# Sealing inside Aluminum Boat



## 2fast4u (Feb 7, 2012)

I'm putting a new floor in my boat and wanting to seal the aluminum bottom while I have it open because it leaks a little. Anybody ever done this or had it done and what did you use?


----------



## MassillonBuckeye (May 3, 2010)

A lot of guys recommend a product called Gluvit.


----------



## ironman172 (Apr 12, 2009)

if it's riveted..... I would just tighten up those around the leaky area....sledge hammer inside with someone holding against it and some one on the outside hitting the rivet....really doesn't take too much.... but has worked for me in the past


----------



## capt j-rod (Feb 14, 2008)

+1 on the tightening. Not that hard to do. 3m 5200 is the sealer of choice be sure that surface is clean. Also try heating up the area with a heat gun before tightening. When it cools it shrinks down. Seems like there is a sealer in the seams that gets soft with heat.
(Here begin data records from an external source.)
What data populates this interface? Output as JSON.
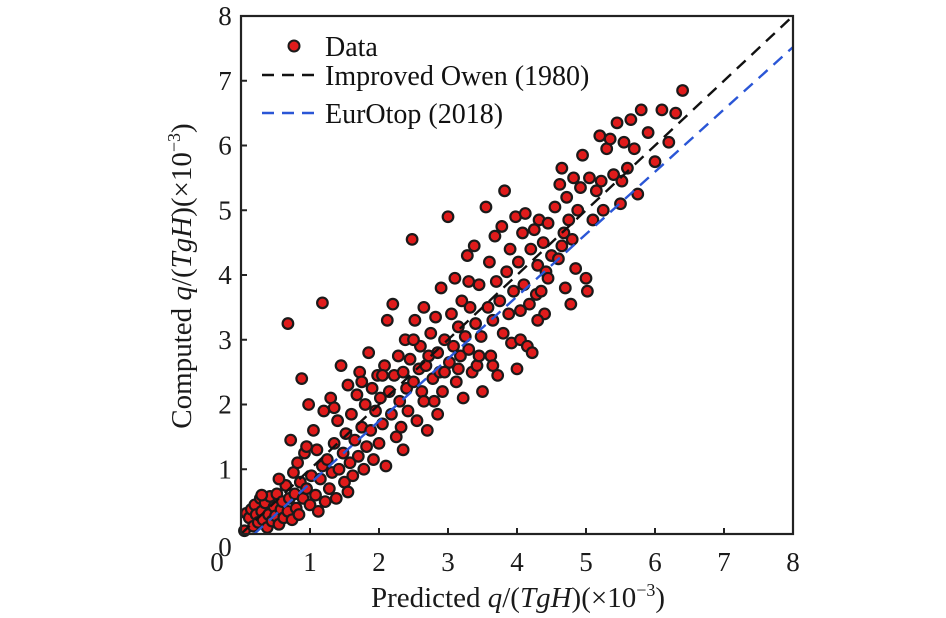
{
  "chart_data": {
    "type": "scatter",
    "title": "",
    "xlabel": {
      "prefix": "Predicted ",
      "var_q": "q",
      "slash": "/(",
      "var_T": "T",
      "var_g": "g",
      "var_H": "H",
      "suffix": ")(×10",
      "exp": "−3",
      "close": ")"
    },
    "ylabel": {
      "prefix": "Computed ",
      "var_q": "q",
      "slash": "/(",
      "var_T": "T",
      "var_g": "g",
      "var_H": "H",
      "suffix": ")(×10",
      "exp": "−3",
      "close": ")"
    },
    "xlim": [
      0,
      8
    ],
    "ylim": [
      0,
      8
    ],
    "xticks": [
      "0",
      "1",
      "2",
      "3",
      "4",
      "5",
      "6",
      "7",
      "8"
    ],
    "yticks": [
      "0",
      "1",
      "2",
      "3",
      "4",
      "5",
      "6",
      "7",
      "8"
    ],
    "grid": false,
    "legend": {
      "position": "top-left",
      "entries": [
        {
          "label": "Data",
          "kind": "marker",
          "color": "#e01b1b",
          "edge": "#1a1a1a"
        },
        {
          "label": "Improved Owen (1980)",
          "kind": "dashed-line",
          "color": "#111111"
        },
        {
          "label": "EurOtop (2018)",
          "kind": "dashed-line",
          "color": "#2a56d6"
        }
      ]
    },
    "series": [
      {
        "name": "Improved Owen (1980)",
        "type": "line",
        "color": "#111111",
        "x": [
          0,
          8
        ],
        "y": [
          0,
          8
        ]
      },
      {
        "name": "EurOtop (2018)",
        "type": "line",
        "color": "#2a56d6",
        "x": [
          0.19,
          8
        ],
        "y": [
          0,
          7.52
        ]
      },
      {
        "name": "Data",
        "type": "scatter",
        "color": "#e01b1b",
        "edge": "#1a1a1a",
        "points": [
          [
            0.05,
            0.05
          ],
          [
            0.08,
            0.32
          ],
          [
            0.12,
            0.25
          ],
          [
            0.15,
            0.38
          ],
          [
            0.18,
            0.12
          ],
          [
            0.2,
            0.45
          ],
          [
            0.22,
            0.3
          ],
          [
            0.25,
            0.18
          ],
          [
            0.28,
            0.55
          ],
          [
            0.3,
            0.35
          ],
          [
            0.32,
            0.22
          ],
          [
            0.35,
            0.48
          ],
          [
            0.38,
            0.1
          ],
          [
            0.4,
            0.3
          ],
          [
            0.42,
            0.58
          ],
          [
            0.45,
            0.2
          ],
          [
            0.48,
            0.42
          ],
          [
            0.5,
            0.28
          ],
          [
            0.52,
            0.62
          ],
          [
            0.55,
            0.15
          ],
          [
            0.58,
            0.38
          ],
          [
            0.6,
            0.5
          ],
          [
            0.62,
            0.25
          ],
          [
            0.65,
            0.75
          ],
          [
            0.68,
            0.35
          ],
          [
            0.7,
            0.55
          ],
          [
            0.72,
            1.45
          ],
          [
            0.74,
            0.22
          ],
          [
            0.76,
            0.95
          ],
          [
            0.78,
            0.62
          ],
          [
            0.8,
            0.4
          ],
          [
            0.82,
            1.1
          ],
          [
            0.84,
            0.3
          ],
          [
            0.86,
            0.8
          ],
          [
            0.88,
            2.4
          ],
          [
            0.9,
            0.55
          ],
          [
            0.92,
            1.25
          ],
          [
            0.95,
            0.7
          ],
          [
            0.98,
            2.0
          ],
          [
            1.0,
            0.45
          ],
          [
            1.02,
            0.9
          ],
          [
            1.05,
            1.6
          ],
          [
            1.08,
            0.6
          ],
          [
            1.1,
            1.3
          ],
          [
            1.12,
            0.35
          ],
          [
            1.15,
            0.85
          ],
          [
            1.18,
            1.05
          ],
          [
            1.2,
            1.9
          ],
          [
            1.22,
            0.5
          ],
          [
            1.25,
            1.15
          ],
          [
            1.28,
            0.7
          ],
          [
            1.3,
            2.1
          ],
          [
            1.32,
            0.95
          ],
          [
            1.35,
            1.4
          ],
          [
            1.38,
            0.55
          ],
          [
            1.4,
            1.75
          ],
          [
            1.42,
            1.0
          ],
          [
            1.45,
            2.6
          ],
          [
            1.48,
            1.25
          ],
          [
            1.5,
            0.8
          ],
          [
            0.68,
            3.25
          ],
          [
            1.18,
            3.57
          ],
          [
            1.52,
            1.55
          ],
          [
            1.55,
            2.3
          ],
          [
            1.58,
            1.1
          ],
          [
            1.6,
            1.85
          ],
          [
            1.62,
            0.9
          ],
          [
            1.65,
            1.45
          ],
          [
            1.68,
            2.15
          ],
          [
            1.7,
            1.2
          ],
          [
            1.72,
            2.5
          ],
          [
            1.75,
            1.65
          ],
          [
            1.78,
            1.0
          ],
          [
            1.8,
            2.0
          ],
          [
            1.82,
            1.35
          ],
          [
            1.85,
            2.8
          ],
          [
            1.88,
            1.6
          ],
          [
            1.9,
            2.25
          ],
          [
            1.92,
            1.15
          ],
          [
            1.95,
            1.9
          ],
          [
            1.98,
            2.45
          ],
          [
            2.0,
            1.4
          ],
          [
            2.02,
            2.1
          ],
          [
            2.05,
            1.7
          ],
          [
            2.08,
            2.6
          ],
          [
            2.1,
            1.05
          ],
          [
            2.12,
            3.3
          ],
          [
            2.15,
            2.2
          ],
          [
            2.18,
            1.85
          ],
          [
            2.2,
            3.55
          ],
          [
            2.22,
            2.45
          ],
          [
            2.25,
            1.5
          ],
          [
            2.28,
            2.75
          ],
          [
            2.3,
            2.05
          ],
          [
            2.32,
            1.65
          ],
          [
            2.35,
            2.5
          ],
          [
            2.38,
            3.0
          ],
          [
            2.4,
            2.25
          ],
          [
            2.42,
            1.9
          ],
          [
            2.45,
            2.7
          ],
          [
            2.48,
            4.55
          ],
          [
            2.5,
            2.35
          ],
          [
            2.52,
            3.3
          ],
          [
            2.55,
            1.75
          ],
          [
            2.58,
            2.55
          ],
          [
            2.6,
            2.9
          ],
          [
            2.62,
            2.2
          ],
          [
            2.65,
            3.5
          ],
          [
            2.68,
            2.6
          ],
          [
            2.7,
            1.6
          ],
          [
            2.72,
            2.75
          ],
          [
            2.75,
            3.1
          ],
          [
            2.78,
            2.4
          ],
          [
            2.8,
            2.05
          ],
          [
            2.82,
            3.35
          ],
          [
            2.85,
            2.8
          ],
          [
            2.88,
            2.5
          ],
          [
            2.9,
            3.8
          ],
          [
            2.92,
            2.2
          ],
          [
            2.95,
            3.0
          ],
          [
            3.0,
            4.9
          ],
          [
            3.02,
            2.65
          ],
          [
            3.05,
            3.4
          ],
          [
            3.08,
            2.9
          ],
          [
            3.1,
            3.95
          ],
          [
            3.12,
            2.35
          ],
          [
            3.15,
            3.2
          ],
          [
            3.18,
            2.75
          ],
          [
            3.2,
            3.6
          ],
          [
            3.22,
            2.1
          ],
          [
            3.25,
            3.05
          ],
          [
            3.28,
            4.3
          ],
          [
            3.3,
            2.85
          ],
          [
            3.32,
            3.5
          ],
          [
            3.35,
            2.5
          ],
          [
            3.38,
            4.45
          ],
          [
            3.4,
            3.25
          ],
          [
            3.42,
            2.6
          ],
          [
            3.45,
            3.85
          ],
          [
            3.48,
            3.05
          ],
          [
            3.5,
            2.2
          ],
          [
            3.55,
            5.05
          ],
          [
            3.58,
            3.5
          ],
          [
            3.6,
            4.2
          ],
          [
            3.62,
            2.75
          ],
          [
            3.65,
            3.3
          ],
          [
            3.68,
            4.6
          ],
          [
            3.7,
            3.9
          ],
          [
            3.72,
            2.45
          ],
          [
            3.75,
            3.6
          ],
          [
            3.78,
            4.75
          ],
          [
            3.8,
            3.1
          ],
          [
            3.82,
            5.3
          ],
          [
            3.85,
            4.05
          ],
          [
            3.88,
            3.4
          ],
          [
            3.9,
            4.4
          ],
          [
            3.92,
            2.95
          ],
          [
            3.95,
            3.75
          ],
          [
            3.98,
            4.9
          ],
          [
            4.0,
            2.55
          ],
          [
            4.02,
            4.2
          ],
          [
            4.05,
            3.0
          ],
          [
            4.08,
            4.65
          ],
          [
            4.1,
            3.85
          ],
          [
            4.12,
            4.95
          ],
          [
            4.15,
            2.9
          ],
          [
            4.18,
            3.55
          ],
          [
            4.2,
            4.4
          ],
          [
            4.22,
            2.8
          ],
          [
            4.25,
            4.7
          ],
          [
            4.28,
            3.7
          ],
          [
            4.3,
            4.15
          ],
          [
            4.32,
            4.85
          ],
          [
            4.35,
            3.75
          ],
          [
            4.38,
            4.5
          ],
          [
            4.4,
            3.4
          ],
          [
            4.42,
            4.05
          ],
          [
            4.45,
            4.8
          ],
          [
            4.5,
            4.3
          ],
          [
            4.55,
            5.05
          ],
          [
            4.6,
            4.25
          ],
          [
            4.62,
            5.4
          ],
          [
            4.65,
            5.65
          ],
          [
            4.68,
            4.65
          ],
          [
            4.7,
            3.8
          ],
          [
            4.72,
            5.2
          ],
          [
            4.75,
            4.85
          ],
          [
            4.78,
            3.55
          ],
          [
            4.8,
            4.55
          ],
          [
            4.82,
            5.5
          ],
          [
            4.85,
            4.1
          ],
          [
            4.88,
            5.0
          ],
          [
            4.92,
            5.35
          ],
          [
            4.95,
            5.85
          ],
          [
            5.0,
            3.95
          ],
          [
            5.02,
            3.75
          ],
          [
            5.05,
            5.5
          ],
          [
            5.1,
            4.85
          ],
          [
            5.15,
            5.3
          ],
          [
            5.2,
            6.15
          ],
          [
            5.22,
            5.45
          ],
          [
            5.25,
            5.0
          ],
          [
            5.3,
            5.95
          ],
          [
            5.35,
            6.1
          ],
          [
            5.4,
            5.55
          ],
          [
            5.45,
            6.35
          ],
          [
            5.5,
            5.1
          ],
          [
            5.52,
            5.45
          ],
          [
            5.55,
            6.05
          ],
          [
            5.6,
            5.65
          ],
          [
            5.65,
            6.4
          ],
          [
            5.7,
            5.95
          ],
          [
            5.75,
            5.25
          ],
          [
            5.8,
            6.55
          ],
          [
            5.9,
            6.2
          ],
          [
            6.0,
            5.75
          ],
          [
            6.1,
            6.55
          ],
          [
            6.2,
            6.05
          ],
          [
            6.3,
            6.5
          ],
          [
            6.4,
            6.85
          ],
          [
            0.3,
            0.6
          ],
          [
            0.55,
            0.85
          ],
          [
            0.95,
            1.35
          ],
          [
            1.35,
            1.95
          ],
          [
            1.55,
            0.65
          ],
          [
            1.75,
            2.35
          ],
          [
            2.05,
            2.45
          ],
          [
            2.35,
            1.3
          ],
          [
            2.65,
            2.05
          ],
          [
            2.85,
            1.85
          ],
          [
            3.15,
            2.55
          ],
          [
            3.45,
            2.75
          ],
          [
            3.65,
            2.6
          ],
          [
            4.05,
            3.45
          ],
          [
            4.3,
            3.3
          ],
          [
            4.45,
            3.95
          ],
          [
            4.65,
            4.45
          ],
          [
            3.3,
            3.9
          ],
          [
            2.95,
            2.5
          ],
          [
            2.5,
            3.0
          ]
        ]
      }
    ]
  }
}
Good luck!


----------



## muskyhound (Jan 22, 2011)

Tighten the rivets, alum boats flex so sealing will only solve the leak short term, put water in the hull and find the ones that need tightened, we have done 3 older Starcraft and sylvan s this way and have had now problems, I have a tool that fits in a air chisel that works great, I live in canton if you would like to barrow it. Don't have a clue where plain city is.


----------



## onemorecastt (Feb 13, 2011)

I have used the bullfrog rivet kit, works great. If tightening them doesnt work this will do it.


----------



## 2fast4u (Feb 7, 2012)

Thanks for the info guys, I have the floor out so it's time to fill it. I have talked to guy about blasting it with plastic to clean it. Haven't made up my mind on a sealer but have several choices. Thanks for offering your tool muskyhound, I'll let you know.


----------



## Carpman (May 18, 2005)

used gluvit for years, can't be beat.


----------